On the other hand, not remembering some things, like a child hood trauma, isn’t always a bad thing. Remembering it could cause more suffering.
I think I understand what you’re saying. The metaphor that comes to my mind is dreaming: there are times when, in the middle of a some ridiculous but worrisome dream, you realize that you’re dreaming. You understand that in reality you’re lying safely in your bed, and that the circumstances in this dream that had been such a cause for concern a few moments ago are actually nothing to worry about. No matter what happens in the dream, fundamentally all is well.
But lucidity like this in a dream comes and goes, and has degrees. The dream can become lucid but then the lucidity can be lost. To use your terms, you forget that it’s a dream, and then the menaces in the dream regain their power over you.
People who want to become proficient lucid dreamers go about it by cultivating a habit of questioning appearances, what they think is going on. They clue into certain anomalies that they have learned signal a dream state. They cultivate an intention to wake up in their dreams. Where the average person might occasionally stumble into lucidity, those who go about it with intentionality find their way there more consistently.
To live lucidly requires the same kind of determination.
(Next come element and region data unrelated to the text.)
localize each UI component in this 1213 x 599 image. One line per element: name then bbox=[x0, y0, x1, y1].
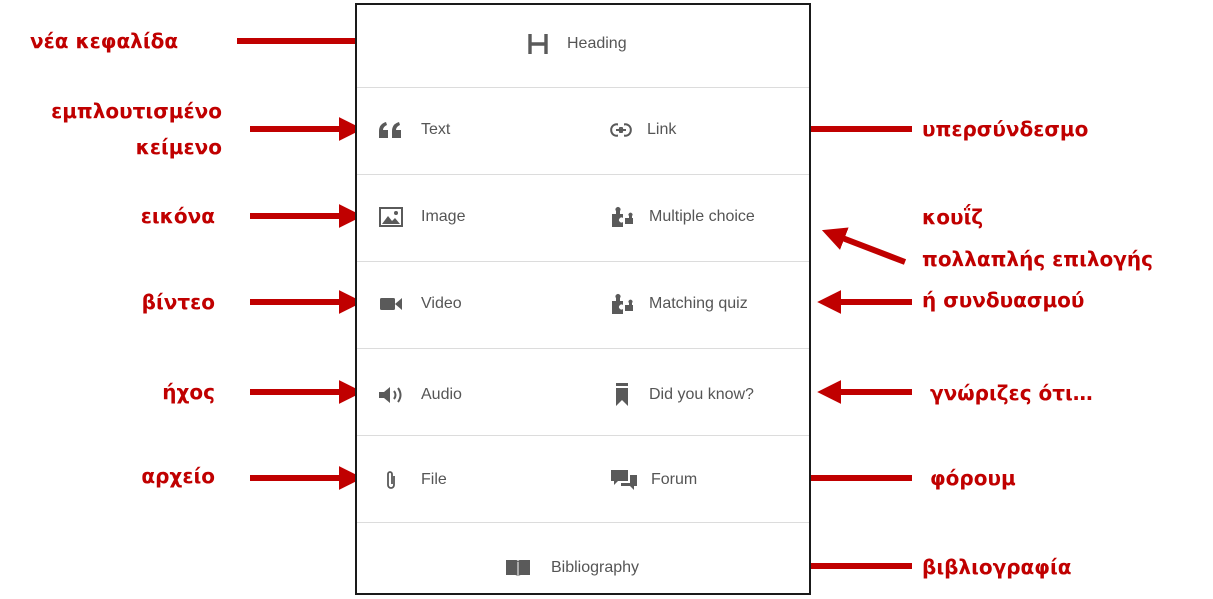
bookmark-icon bbox=[609, 383, 635, 407]
annotation-file: αρχείο bbox=[141, 464, 215, 488]
menu-item-text[interactable]: Text bbox=[377, 118, 450, 142]
menu-item-image[interactable]: Image bbox=[377, 205, 465, 229]
menu-item-heading[interactable]: Heading bbox=[525, 31, 627, 57]
puzzle-icon bbox=[609, 205, 635, 229]
arrow-multiple-choice bbox=[821, 227, 907, 265]
annotation-heading: νέα κεφαλίδα bbox=[30, 29, 179, 53]
menu-item-label: File bbox=[421, 471, 447, 488]
annotation-text-line2: κείμενο bbox=[135, 135, 222, 159]
menu-item-forum[interactable]: Forum bbox=[609, 468, 697, 492]
menu-row-video-matching: Video Matching quiz bbox=[357, 261, 809, 349]
book-icon bbox=[503, 556, 533, 580]
annotation-video: βίντεο bbox=[141, 290, 215, 314]
annotation-audio: ήχος bbox=[162, 380, 215, 404]
menu-item-audio[interactable]: Audio bbox=[377, 383, 462, 407]
menu-item-label: Matching quiz bbox=[649, 295, 748, 312]
menu-row-file-forum: File Forum bbox=[357, 435, 809, 523]
menu-item-label: Image bbox=[421, 208, 466, 225]
chat-bubbles-icon bbox=[609, 468, 639, 492]
annotation-bibliography: βιβλιογραφία bbox=[922, 555, 1072, 579]
menu-row-audio-did-you-know: Audio Did you know? bbox=[357, 348, 809, 436]
menu-row-heading: Heading bbox=[357, 5, 809, 88]
annotation-quiz-line1: κουΐζ bbox=[922, 205, 984, 229]
video-camera-icon bbox=[377, 292, 405, 316]
menu-item-matching-quiz[interactable]: Matching quiz bbox=[609, 292, 748, 316]
menu-item-label: Forum bbox=[651, 471, 698, 488]
menu-item-label: Multiple choice bbox=[649, 208, 755, 225]
image-icon bbox=[377, 205, 405, 229]
menu-item-label: Heading bbox=[567, 35, 627, 52]
quote-icon bbox=[377, 118, 405, 142]
menu-item-bibliography[interactable]: Bibliography bbox=[503, 556, 639, 580]
puzzle-icon bbox=[609, 292, 635, 316]
annotation-quiz-line2: πολλαπλής επιλογής bbox=[922, 247, 1154, 271]
heading-icon bbox=[525, 31, 551, 57]
menu-item-label: Text bbox=[421, 121, 451, 138]
annotation-image: εικόνα bbox=[140, 204, 215, 228]
link-icon bbox=[609, 118, 633, 142]
menu-item-multiple-choice[interactable]: Multiple choice bbox=[609, 205, 755, 229]
menu-item-video[interactable]: Video bbox=[377, 292, 462, 316]
paperclip-icon bbox=[377, 468, 405, 492]
annotation-quiz-line3: ή συνδυασμού bbox=[922, 288, 1085, 312]
menu-item-label: Bibliography bbox=[551, 559, 640, 576]
speaker-icon bbox=[377, 383, 409, 407]
menu-item-link[interactable]: Link bbox=[609, 118, 676, 142]
annotation-link: υπερσύνδεσμο bbox=[922, 117, 1089, 141]
menu-item-did-you-know[interactable]: Did you know? bbox=[609, 383, 754, 407]
menu-item-file[interactable]: File bbox=[377, 468, 447, 492]
menu-item-label: Audio bbox=[421, 386, 462, 403]
menu-row-image-multiple-choice: Image Multiple choice bbox=[357, 174, 809, 262]
menu-row-text-link: Text Link bbox=[357, 87, 809, 175]
annotation-did-you-know: γνώριζες ότι… bbox=[930, 381, 1093, 405]
menu-item-label: Video bbox=[421, 295, 462, 312]
annotation-text-line1: εμπλουτισμένο bbox=[51, 99, 222, 123]
menu-item-label: Link bbox=[647, 121, 677, 138]
add-content-menu: Heading Text Link Image Multiple choice … bbox=[355, 3, 811, 595]
annotation-forum: φόρουμ bbox=[930, 466, 1016, 490]
menu-row-bibliography: Bibliography bbox=[357, 522, 809, 593]
menu-item-label: Did you know? bbox=[649, 386, 754, 403]
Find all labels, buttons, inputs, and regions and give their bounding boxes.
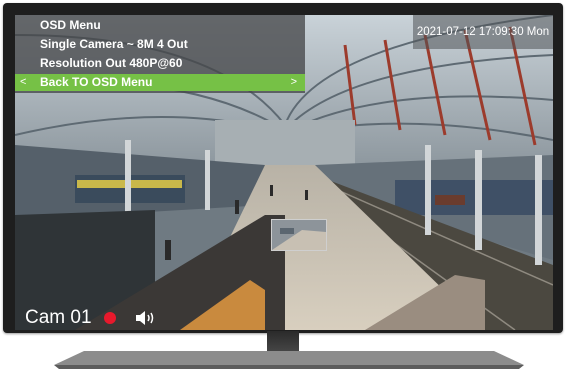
osd-back-menu-item[interactable]: < Back TO OSD Menu > xyxy=(15,74,305,91)
osd-camera-mode[interactable]: Single Camera ~ 8M 4 Out xyxy=(40,36,188,53)
timestamp-overlay: 2021-07-12 17:09:30 Mon xyxy=(413,15,553,49)
osd-resolution-out[interactable]: Resolution Out 480P@60 xyxy=(40,55,182,72)
osd-menu: OSD Menu Single Camera ~ 8M 4 Out Resolu… xyxy=(15,15,305,93)
camera-view: OSD Menu Single Camera ~ 8M 4 Out Resolu… xyxy=(15,15,553,330)
chevron-left-icon: < xyxy=(20,76,27,88)
tv-monitor: OSD Menu Single Camera ~ 8M 4 Out Resolu… xyxy=(3,3,563,333)
speaker-icon[interactable] xyxy=(135,310,157,326)
osd-back-label: Back TO OSD Menu xyxy=(40,75,153,89)
osd-menu-title: OSD Menu xyxy=(40,18,101,32)
pip-inset xyxy=(271,219,327,251)
chevron-right-icon: > xyxy=(290,76,297,88)
tv-stand-base xyxy=(54,351,524,369)
camera-name-label: Cam 01 xyxy=(25,307,92,328)
record-indicator-icon xyxy=(104,312,116,324)
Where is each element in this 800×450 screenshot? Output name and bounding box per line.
One has to cultivate the habit of questioning appearances, and learn the signs that can signal that you’re lost in some narrative about reality. The lucidity will come and go, and vary in degree, but it can become more constant. Lucid or not, the dream goes on; but understanding its dream nature affects its power to cause suffering.
^ thanks! Yes, this is what I’m talking about.
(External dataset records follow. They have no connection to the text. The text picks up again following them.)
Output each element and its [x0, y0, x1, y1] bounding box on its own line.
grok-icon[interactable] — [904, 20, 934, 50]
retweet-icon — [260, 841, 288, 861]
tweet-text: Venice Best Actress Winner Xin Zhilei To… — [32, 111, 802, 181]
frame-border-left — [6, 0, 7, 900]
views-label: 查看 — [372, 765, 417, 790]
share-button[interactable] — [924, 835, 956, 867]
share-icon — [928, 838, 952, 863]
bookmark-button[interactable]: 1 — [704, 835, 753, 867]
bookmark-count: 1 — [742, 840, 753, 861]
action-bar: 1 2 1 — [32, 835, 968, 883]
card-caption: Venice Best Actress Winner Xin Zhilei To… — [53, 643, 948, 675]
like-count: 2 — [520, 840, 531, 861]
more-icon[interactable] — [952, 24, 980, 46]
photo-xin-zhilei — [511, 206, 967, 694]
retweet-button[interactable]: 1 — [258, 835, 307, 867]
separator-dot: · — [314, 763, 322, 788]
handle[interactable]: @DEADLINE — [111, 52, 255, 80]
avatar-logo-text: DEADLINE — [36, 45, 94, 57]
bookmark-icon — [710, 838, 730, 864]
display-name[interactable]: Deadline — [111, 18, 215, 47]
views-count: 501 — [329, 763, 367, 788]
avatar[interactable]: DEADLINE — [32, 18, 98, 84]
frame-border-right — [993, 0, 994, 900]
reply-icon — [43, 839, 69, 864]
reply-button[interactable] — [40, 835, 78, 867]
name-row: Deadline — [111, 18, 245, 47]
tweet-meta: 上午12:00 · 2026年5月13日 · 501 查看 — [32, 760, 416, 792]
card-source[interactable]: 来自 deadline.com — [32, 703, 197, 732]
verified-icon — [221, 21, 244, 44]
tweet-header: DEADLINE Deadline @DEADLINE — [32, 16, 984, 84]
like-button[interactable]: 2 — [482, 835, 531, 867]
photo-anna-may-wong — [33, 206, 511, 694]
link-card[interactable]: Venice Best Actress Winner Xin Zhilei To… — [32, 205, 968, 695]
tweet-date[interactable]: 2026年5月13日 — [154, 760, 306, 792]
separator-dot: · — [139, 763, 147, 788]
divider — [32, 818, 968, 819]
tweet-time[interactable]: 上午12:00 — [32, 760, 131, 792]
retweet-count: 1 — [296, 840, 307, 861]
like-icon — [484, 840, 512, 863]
That determination to be lucid has been my practice. But I guess I’m wondering (and probably doesn’t really matter) if the success of my lucid “dreaming” correlates with how important being lucid really is to me. If I fail at a staggering rate, yet I claim (to myself) that living lucidly is of utmost importance to me, what does that say? Can we be confused about our own values and intentions? Does behavior provide a better view into our deepest intentions?
The depth of your intention is reflected not in your results, but in your persistence.
It is forgetting that keeps us alive and not committing suicide. Life would be horrible if we remembered every pain, every insult directed to us, every word said at us in anger.
Yet one must work on remembering the blessings we have received. From an evolutionary standpoint, our neural network is designed to protect us by remembering negatives and dangers. It takes work to retire the brain for happy thoughts and happy reactions. But it can be done!
A basic misconception is the idea that happiness is the result of things/people around us being as we think they should be. Consequentially, whenever things/people don’t meet our expectations, we become unhappy.
True happiness measures our ability to accept what is.
Accepting what is is Being Here NOW.
Being Here Now negates the necessity of remembering any thing…
…except, of course, to Be Here Now.
You may be onto something. I heard somewhere that people with Alzheimer are very content. Contentment is way overrated.
Well, we tend to perceive contentment as a goal to achieve rather than a state of acceptance.
The problem with this is you embark upon a never-ending quest to experience who you already are…yet refuse to accept.
@LostInParadise My mother had Alzheimer’s and she was in a nightmare. Same with an uncle on my dad’s side. They’re not content. They’re confused and scared. They suddenly realize that they didn’t recognize their own daughter, and they break down in tears…then forget who the daughter is again. It’s horrible for them.
Thanks for the correction
@LostInParadise Agree with @Dutchess_III and also Alzheimer’s can cause radical personality changes so that many become aggressive and nasty.
And can cause them to do really socially unacceptable things in public.